Souvent, à peine ma lampe éteinte, je m'endormais si
vite que je n'avais pas le temps de me dire que je m'endormais.
Aussi une demi-heure après, la pensée qu'il
était temps de m'endormir m'éveillait, je voulais
jeter le journal que je croyais avoir encore en main, je me
disais : « II est temps d'éteindre ma lampe
et de chercher le sommeil », et j'étais bien
étonné de ne voir autour de moi qu'une
obscurité qui n'était peut-être pas encore
aussi reposante pour mes yeux que pour mon esprit, à qui
elle apparaissait comme une chose sans cause et
incompréhensible, comme une chose vraiment obscure.
Je rallumais, je regardais l'heure : il
n'était pas encore minuit.

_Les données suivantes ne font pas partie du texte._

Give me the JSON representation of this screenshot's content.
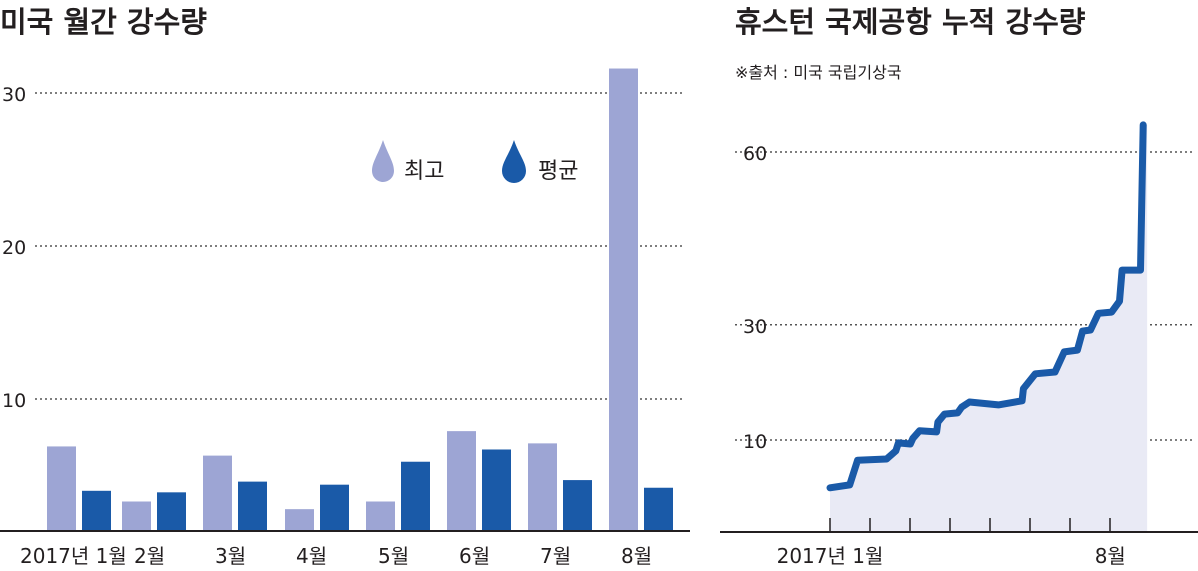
{
  "colors": {
    "max": "#9da5d4",
    "avg": "#1a5aa8",
    "fill": "#e9eaf5",
    "axis": "#231f20"
  },
  "chart_data": [
    {
      "type": "bar",
      "title": "미국 월간 강수량",
      "categories": [
        "2017년 1월",
        "2월",
        "3월",
        "4월",
        "5월",
        "6월",
        "7월",
        "8월"
      ],
      "series": [
        {
          "name": "최고",
          "values": [
            6.9,
            3.3,
            6.3,
            2.8,
            3.3,
            7.9,
            7.1,
            31.6
          ]
        },
        {
          "name": "평균",
          "values": [
            4.0,
            3.9,
            4.6,
            4.4,
            5.9,
            6.7,
            4.7,
            4.2
          ]
        }
      ],
      "yticks": [
        "10",
        "20",
        "30"
      ],
      "ytick_values": [
        10,
        20,
        30
      ],
      "grid": true,
      "legend": "top-center"
    },
    {
      "type": "area",
      "title": "휴스턴 국제공항 누적 강수량",
      "source": "※출처 : 미국 국립기상국",
      "x_unit": "days since 2017-01-01",
      "x": [
        0,
        15,
        21,
        43,
        50,
        52,
        61,
        63,
        68,
        81,
        82,
        87,
        97,
        100,
        106,
        128,
        146,
        147,
        156,
        171,
        178,
        188,
        192,
        198,
        204,
        214,
        220,
        222,
        236,
        238
      ],
      "y": [
        1.7,
        2.2,
        6.5,
        6.7,
        8.1,
        9.5,
        9.3,
        10.3,
        11.6,
        11.4,
        13.1,
        14.5,
        14.7,
        15.7,
        16.6,
        16.1,
        16.8,
        18.9,
        21.5,
        21.8,
        25.3,
        25.6,
        28.9,
        29.1,
        32.0,
        32.2,
        34.1,
        39.5,
        39.5,
        64.7
      ],
      "xtick_labels": [
        {
          "day": 0,
          "label": "2017년 1월"
        },
        {
          "day": 213,
          "label": "8월"
        }
      ],
      "yticks": [
        "10",
        "30",
        "60"
      ],
      "ytick_values": [
        10,
        30,
        60
      ],
      "grid": true
    }
  ]
}
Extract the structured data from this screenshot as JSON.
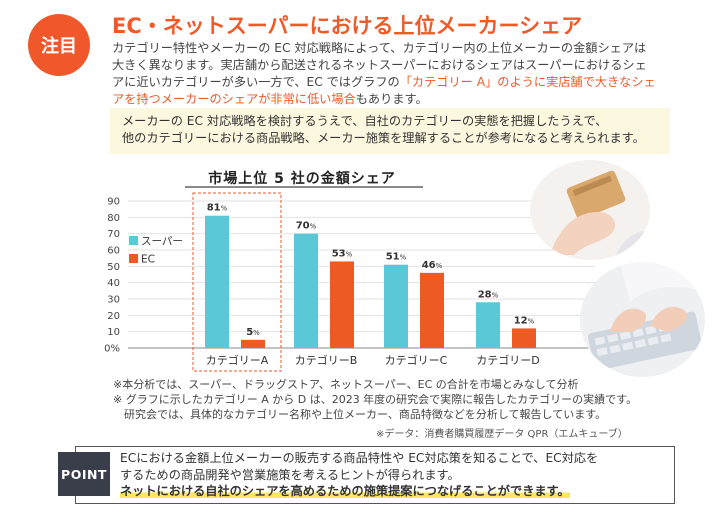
{
  "badge": {
    "label": "注目"
  },
  "title": "EC・ネットスーパーにおける上位メーカーシェア",
  "intro": {
    "lines": [
      "カテゴリー特性やメーカーの EC 対応戦略によって、カテゴリー内の上位メーカーの金額シェアは",
      "大きく異なります。実店舗から配送されるネットスーパーにおけるシェアはスーパーにおけるシェ",
      "アに近いカテゴリーが多い一方で、EC ではグラフの"
    ],
    "highlight_1": "「カテゴリー A」のように実店舗で大きなシェ",
    "highlight_2": "アを持つメーカーのシェアが非常に低い場合",
    "tail": "もあります。"
  },
  "infobox": {
    "line1": "メーカーの EC 対応戦略を検討するうえで、自社のカテゴリーの実態を把握したうえで、",
    "line2": "他のカテゴリーにおける商品戦略、メーカー施策を理解することが参考になると考えられます。"
  },
  "chart_data": {
    "type": "bar",
    "title": "市場上位 5 社の金額シェア",
    "categories": [
      "カテゴリーA",
      "カテゴリーB",
      "カテゴリーC",
      "カテゴリーD"
    ],
    "series": [
      {
        "name": "スーパー",
        "values": [
          81,
          70,
          51,
          28
        ],
        "color": "#5bc8d8"
      },
      {
        "name": "EC",
        "values": [
          5,
          53,
          46,
          12
        ],
        "color": "#ee5a24"
      }
    ],
    "y_ticks": [
      "0%",
      "10",
      "20",
      "30",
      "40",
      "50",
      "60",
      "70",
      "80",
      "90"
    ],
    "ylim": [
      0,
      90
    ],
    "value_suffix": "%",
    "highlight_category": "カテゴリーA",
    "legend_position": "left"
  },
  "notes": {
    "line1": "※本分析では、スーパー、ドラッグストア、ネットスーパー、EC の合計を市場とみなして分析",
    "line2": "※ グラフに示したカテゴリー A から D は、2023 年度の研究会で実際に報告したカテゴリーの実績です。",
    "line3": "研究会では、具体的なカテゴリー名称や上位メーカー、商品特徴などを分析して報告しています。",
    "source": "※データ：消費者購買履歴データ QPR（エムキューブ）"
  },
  "point": {
    "label": "POINT",
    "line1": "ECにおける金額上位メーカーの販売する商品特性や EC対応策を知ることで、EC対応を",
    "line2": "するための商品開発や営業施策を考えるヒントが得られます。",
    "line3": "ネットにおける自社のシェアを高めるための施策提案につなげることができます。"
  },
  "colors": {
    "accent": "#ef5a28",
    "super": "#5bc8d8",
    "ec": "#ee5a24",
    "point_bg": "#3a3d4a",
    "highlight": "#fbe75a"
  }
}
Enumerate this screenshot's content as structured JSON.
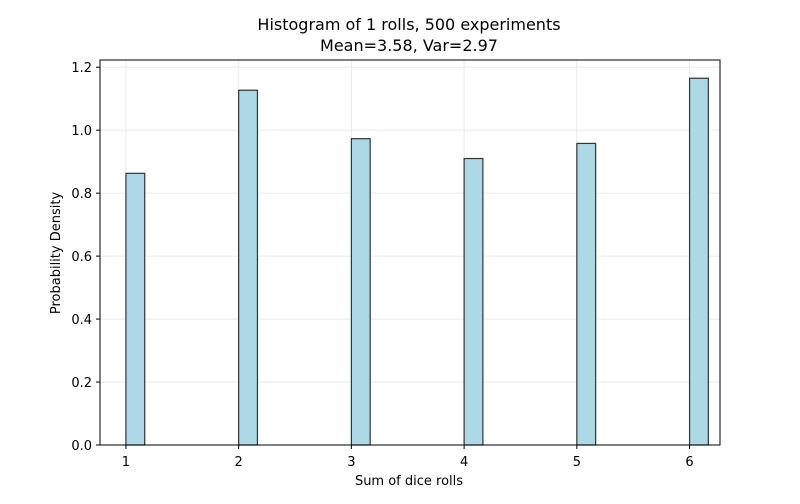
{
  "chart_data": {
    "type": "bar",
    "title": "Histogram of 1 rolls, 500 experiments",
    "subtitle": "Mean=3.58, Var=2.97",
    "xlabel": "Sum of dice rolls",
    "ylabel": "Probability Density",
    "x": [
      1,
      2,
      3,
      4,
      5,
      6
    ],
    "values": [
      0.863,
      1.127,
      0.973,
      0.91,
      0.958,
      1.165
    ],
    "xticks": [
      "1",
      "2",
      "3",
      "4",
      "5",
      "6"
    ],
    "yticks": [
      "0.0",
      "0.2",
      "0.4",
      "0.6",
      "0.8",
      "1.0",
      "1.2"
    ],
    "ytick_values": [
      0,
      0.2,
      0.4,
      0.6,
      0.8,
      1.0,
      1.2
    ],
    "xlim": [
      0.77,
      6.27
    ],
    "ylim": [
      0,
      1.223
    ],
    "bar_width": 0.1667,
    "grid": true,
    "colors": {
      "bar_fill": "#add8e6",
      "bar_edge": "#333333",
      "grid": "#e6e6e6"
    }
  }
}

J'entendais le sifflement plus ou
moins éloigné des trains, qui décrit
l'étendue de la campagne déserte où se
hâte le voyageur qui va rejoindre la prochaine gare sur une
route, par une de ces nuits parées de clair de lune, en
train de graver dans son souvenir le plaisir goûté
avec les amis qu'il vient de quitter, le plaisir du retour.
J'appuyais mes joues contre les belles joues de l'oreiller qui,
toujours pleines et fraîches, sont comme les joues de notre
enfance, sur qui nous nous serrons. Je rallumais un instant pour
regarder ma montre; il n'était pas encore minuit. C'est
l'heure où le malade, qui passe la nuit dans un hôtel
étranger et qui est réveillé par une crise
affreuse, se réjouit en apercevant sous la porte une raie du
jour. Quel bonheur, c'est déjà le jour, dans un
moment on sera levé dans l'hôtel, il pourra sonner, on
viendra lui porter secours ! Il prend patience de sa
souffrance. Justement il a cru entendre un pas... À ce
moment la raie du jour qui brillait sous sa porte s'éteint.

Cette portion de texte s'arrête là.